The supervisors, who have all served together since 1995, said they can’t assume they’ll run unopposed. Fundraising — with or without opponents — is an important tool to reach constituents, they said.
“It’s important to me to be able to communicate to the voters of the second district not only what we’ve accomplished but what we’re planning to do for the future,” Jacob said. “The only way you can do that is to have money to get the word out to people.”
The supervisors’ coffers have benefited from a lack of opposition in previous elections. The trio had no serious challengers in 2004 and cruised to reelection, allowing them to hold onto money raised then.
The money works to their advantage. It’s expensive for opponents to canvass districts that often represent about as much sprawling territory as congressional seats. With many voters unfamiliar with the 17,000-employee county government, the race for supervisor can be lost amid more high-profile races.
Though it may seem unimportant to raise money for a campaign without opponents, some say it makes sense for donors to give. Contributors have the assurance of knowing they’re supporting a candidate who will win — and who can help them out while in office.
“Part of it is, frankly, that there’s a sense among people who follow county government that they’ve done a good job and they’re going to get reelected,” said Tom Shepard, a political consultant who has represented all five supervisors. “That’s a powerful motivation for a contribution.”
The donations, which are limited to $500 a person, give everyone from developers to arts groups audiences with the supervisors at fundraising events.
“They raise a lot of money whether they have a challenger or not because so many people come to them for support or money,” said Art Castanares, a local political consultant. “It doesn’t depend on whether they have competition or not.”
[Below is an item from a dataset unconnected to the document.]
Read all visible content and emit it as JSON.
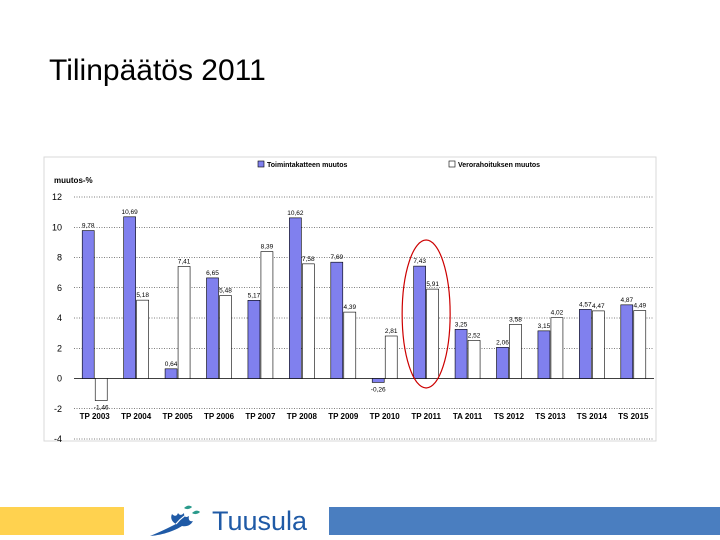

The races have not always been non-contentious. Larry Remer, a political consultant, said elections were tougher and tighter in the 1970s when growth was primarily occurring in the county’s unincorporated areas. The Board of Supervisors had a higher profile then, Remer said, until those unincorporated places became cities such as Poway and Santee. The trend has pushed controversies about growth into city elections, Remer said.
“None of them are vulnerable,” Remer said. “They’re incumbents, they haven’t done anything wrong in the eyes of the public, they’re not being held accountable for any governmental mess. And they’re well-ensconced.”
Don’t tell that to Petra Barajas, who earned 17 percent of the vote when running against Cox in 2004. The retired real estate broker has unsuccessfully run four times for Chula Vista mayor, once for the House of Representatives and once for the state Assembly. She has not raised any funds yet, though she said she planned to use leftover campaign fliers from a previous race. Both she and Howard Johnson, an unemployed imaging technician who lives in southern San Diego and who once worked for San Diego County, said they wanted to offer voters another choice besides the incumbent Cox.
“We all have to participate in the government, in the legacy our forefathers left us,” Barajas said. “A government for the people, by the people and of the people.”
Johnson said he had few issues he wanted to raise, but felt encouraged that he’d earned 45,000 votes running last year against County Assessor/Recorder/Clerk Greg Smith. (Smith won with 88 percent of the votes.)
“They all vote the same and bring up the same issues and everything goes just like they want it to go,” Johnson said. “I want to throw a rock in there. We need change.”